SXSW certainly took on a more corporate tinge this year. That's largely due to the fact that so many magazines and labels couldn't afford to stage major events, and entities like soft drink manufacturers, relatively immune to economic downturns, are always looking to reach cultural tastemakers. So we got, for instance, a showcase sponsored by food criminal Rachael Ray and featuring no less than the New York Dolls and the Hold Steady.
"Smokin' Music" was an event sponsored by a cigarette company, which gave out free samples; hipster faves Matt & Kim played the party for Green Label Sound, the "indie" label bankrolled by childhood obesity promoters Mountain Dew. Feminist icon Playboy magazine also leapt into the breach, hosting a private show featuring the latest Jane's Addiction reunion, which makes a little more sense, given guitarist Dave Navarro's well publicized, um, romantic life.
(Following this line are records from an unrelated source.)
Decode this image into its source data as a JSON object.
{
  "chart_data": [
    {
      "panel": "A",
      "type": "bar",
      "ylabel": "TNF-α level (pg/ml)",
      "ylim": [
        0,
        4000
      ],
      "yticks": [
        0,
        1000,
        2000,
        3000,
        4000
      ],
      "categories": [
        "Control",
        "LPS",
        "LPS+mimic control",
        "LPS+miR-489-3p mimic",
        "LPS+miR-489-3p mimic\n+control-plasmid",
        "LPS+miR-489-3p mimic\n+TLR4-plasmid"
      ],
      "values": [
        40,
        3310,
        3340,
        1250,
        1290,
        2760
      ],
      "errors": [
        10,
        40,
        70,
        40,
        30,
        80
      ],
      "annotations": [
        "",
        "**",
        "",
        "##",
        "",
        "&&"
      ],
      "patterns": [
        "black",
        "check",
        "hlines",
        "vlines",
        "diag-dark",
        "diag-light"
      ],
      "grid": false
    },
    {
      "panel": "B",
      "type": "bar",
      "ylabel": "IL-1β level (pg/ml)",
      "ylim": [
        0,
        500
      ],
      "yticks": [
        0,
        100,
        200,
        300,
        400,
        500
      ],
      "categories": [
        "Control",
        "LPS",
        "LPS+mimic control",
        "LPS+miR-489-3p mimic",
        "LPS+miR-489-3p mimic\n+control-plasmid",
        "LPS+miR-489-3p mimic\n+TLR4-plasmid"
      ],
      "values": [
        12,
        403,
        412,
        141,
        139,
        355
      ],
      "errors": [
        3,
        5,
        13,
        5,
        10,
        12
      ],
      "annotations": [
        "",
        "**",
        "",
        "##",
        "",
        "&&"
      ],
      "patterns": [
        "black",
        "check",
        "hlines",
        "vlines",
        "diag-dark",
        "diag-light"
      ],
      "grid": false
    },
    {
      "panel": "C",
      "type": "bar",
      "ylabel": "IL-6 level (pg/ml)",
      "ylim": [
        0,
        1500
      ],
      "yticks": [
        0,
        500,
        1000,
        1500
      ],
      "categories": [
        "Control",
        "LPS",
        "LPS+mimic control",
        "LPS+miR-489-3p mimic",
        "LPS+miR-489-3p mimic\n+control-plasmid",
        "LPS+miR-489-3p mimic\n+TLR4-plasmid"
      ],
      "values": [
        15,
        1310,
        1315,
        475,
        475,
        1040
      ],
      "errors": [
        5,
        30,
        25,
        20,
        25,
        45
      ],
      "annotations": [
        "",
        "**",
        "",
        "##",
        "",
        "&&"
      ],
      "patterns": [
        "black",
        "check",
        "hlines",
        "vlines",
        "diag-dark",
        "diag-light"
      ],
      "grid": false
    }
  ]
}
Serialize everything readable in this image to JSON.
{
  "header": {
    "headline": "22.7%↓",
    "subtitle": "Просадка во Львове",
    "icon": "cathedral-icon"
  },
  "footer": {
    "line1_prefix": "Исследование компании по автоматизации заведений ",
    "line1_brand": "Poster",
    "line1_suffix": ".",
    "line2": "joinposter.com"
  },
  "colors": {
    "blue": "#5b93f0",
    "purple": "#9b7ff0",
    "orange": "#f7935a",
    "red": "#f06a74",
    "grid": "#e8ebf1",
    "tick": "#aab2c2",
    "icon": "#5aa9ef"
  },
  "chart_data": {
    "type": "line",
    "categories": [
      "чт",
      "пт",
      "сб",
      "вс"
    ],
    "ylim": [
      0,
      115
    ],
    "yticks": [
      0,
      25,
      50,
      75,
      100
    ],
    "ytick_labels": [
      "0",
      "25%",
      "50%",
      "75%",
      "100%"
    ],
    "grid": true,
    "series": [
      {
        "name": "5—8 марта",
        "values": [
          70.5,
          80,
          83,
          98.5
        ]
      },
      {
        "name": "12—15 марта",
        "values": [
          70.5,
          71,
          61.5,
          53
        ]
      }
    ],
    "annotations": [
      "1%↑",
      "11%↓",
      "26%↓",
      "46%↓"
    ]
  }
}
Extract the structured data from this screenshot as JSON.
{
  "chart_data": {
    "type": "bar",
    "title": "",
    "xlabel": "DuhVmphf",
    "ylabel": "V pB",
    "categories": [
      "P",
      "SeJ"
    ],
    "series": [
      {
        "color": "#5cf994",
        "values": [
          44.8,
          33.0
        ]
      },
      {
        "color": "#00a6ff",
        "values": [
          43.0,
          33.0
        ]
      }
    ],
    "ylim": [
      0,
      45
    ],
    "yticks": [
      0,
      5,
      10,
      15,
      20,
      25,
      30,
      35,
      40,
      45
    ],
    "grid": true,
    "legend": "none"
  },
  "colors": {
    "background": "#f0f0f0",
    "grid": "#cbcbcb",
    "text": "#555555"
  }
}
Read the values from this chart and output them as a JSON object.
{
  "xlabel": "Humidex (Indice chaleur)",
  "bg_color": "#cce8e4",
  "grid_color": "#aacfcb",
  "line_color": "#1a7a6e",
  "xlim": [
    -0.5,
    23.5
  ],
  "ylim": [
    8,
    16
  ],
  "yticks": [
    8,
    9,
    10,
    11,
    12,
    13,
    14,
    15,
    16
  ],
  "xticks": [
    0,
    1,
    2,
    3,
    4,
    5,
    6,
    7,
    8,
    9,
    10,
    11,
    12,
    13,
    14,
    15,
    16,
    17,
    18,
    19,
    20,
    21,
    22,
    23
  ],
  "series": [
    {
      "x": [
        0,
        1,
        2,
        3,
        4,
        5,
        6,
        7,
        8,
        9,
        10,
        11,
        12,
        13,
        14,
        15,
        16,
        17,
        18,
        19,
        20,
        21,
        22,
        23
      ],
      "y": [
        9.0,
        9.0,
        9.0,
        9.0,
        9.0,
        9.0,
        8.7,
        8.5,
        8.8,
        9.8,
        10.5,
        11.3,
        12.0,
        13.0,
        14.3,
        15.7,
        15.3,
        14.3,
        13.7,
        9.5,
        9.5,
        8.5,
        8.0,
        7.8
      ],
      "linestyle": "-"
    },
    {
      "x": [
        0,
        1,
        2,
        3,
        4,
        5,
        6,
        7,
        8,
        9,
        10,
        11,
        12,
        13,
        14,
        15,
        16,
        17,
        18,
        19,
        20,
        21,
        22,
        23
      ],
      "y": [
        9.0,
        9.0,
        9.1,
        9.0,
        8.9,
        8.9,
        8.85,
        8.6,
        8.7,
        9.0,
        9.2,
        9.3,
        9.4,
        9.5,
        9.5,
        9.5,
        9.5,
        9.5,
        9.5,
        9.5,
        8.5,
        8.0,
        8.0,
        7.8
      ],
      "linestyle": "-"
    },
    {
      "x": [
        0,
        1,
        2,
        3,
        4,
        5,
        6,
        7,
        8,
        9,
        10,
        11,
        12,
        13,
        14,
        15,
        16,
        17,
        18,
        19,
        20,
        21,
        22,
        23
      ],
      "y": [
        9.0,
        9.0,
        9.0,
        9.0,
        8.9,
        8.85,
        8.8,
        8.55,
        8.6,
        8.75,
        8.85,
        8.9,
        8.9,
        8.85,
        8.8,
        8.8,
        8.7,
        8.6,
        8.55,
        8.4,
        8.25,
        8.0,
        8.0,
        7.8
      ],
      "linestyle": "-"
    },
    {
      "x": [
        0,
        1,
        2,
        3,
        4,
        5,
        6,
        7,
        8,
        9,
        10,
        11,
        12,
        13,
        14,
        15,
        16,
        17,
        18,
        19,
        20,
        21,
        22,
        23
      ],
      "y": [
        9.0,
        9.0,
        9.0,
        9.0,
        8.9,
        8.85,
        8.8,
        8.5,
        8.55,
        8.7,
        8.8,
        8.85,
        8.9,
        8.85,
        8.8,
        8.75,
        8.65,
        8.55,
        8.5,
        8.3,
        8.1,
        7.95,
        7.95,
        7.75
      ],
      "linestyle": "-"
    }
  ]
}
But the foremost corporate bash was the Fader/Levi's Fort, a sprawling impromptu outdoor venue located a few blocks from downtown. It was basically a three-dimensional, walk-in commercial targeted at a very specific demographic: hipsters. The place pelted visitors with marketing at every turn; to get in, you had to walk through a large temporary Levi's store, then endure more product placement every step of the way inside the makeshift walled garrison, just so you could catch buzzy bands like Micachu & the Shapes, The Pains of Being Pure at Heart, or Lissy Trullie, not to mention bigger names like Tricky, Peter, Bjorn & John and even Kanye West, who took care to give Levi's a shout-out during his "unannounced" set. Judging by the half-hour-plus lines to get in, few seemed to mind that underground music and its community had been so baldly co-opted by a large corporation; seeing bands for free trumped the humiliation of being a captive audience for an infomercial.
The Rachael Ray party was the most dubious of them all, though. A lot of people were surprised that bands like the Dolls and the Hold Steady wanted to be linked to such a notorious purveyor of mainstream mediocrity. But it's fairly obvious that the money was just too good to turn down. The indie community's attitude toward this kind of thing has evolved since the '80s, when there was such thing as selling out. In fact, "evolved" is putting it mildly, since it's pulled a 180. The rationale seems to be that since nobody makes money from record sales anymore, then it's OK to do whatever you can to make money — these days, it's every band for itself. The apocalyptic results of that mentality are all around us right now. All I can do is shake my increasingly grey head. And write crotchety blog posts.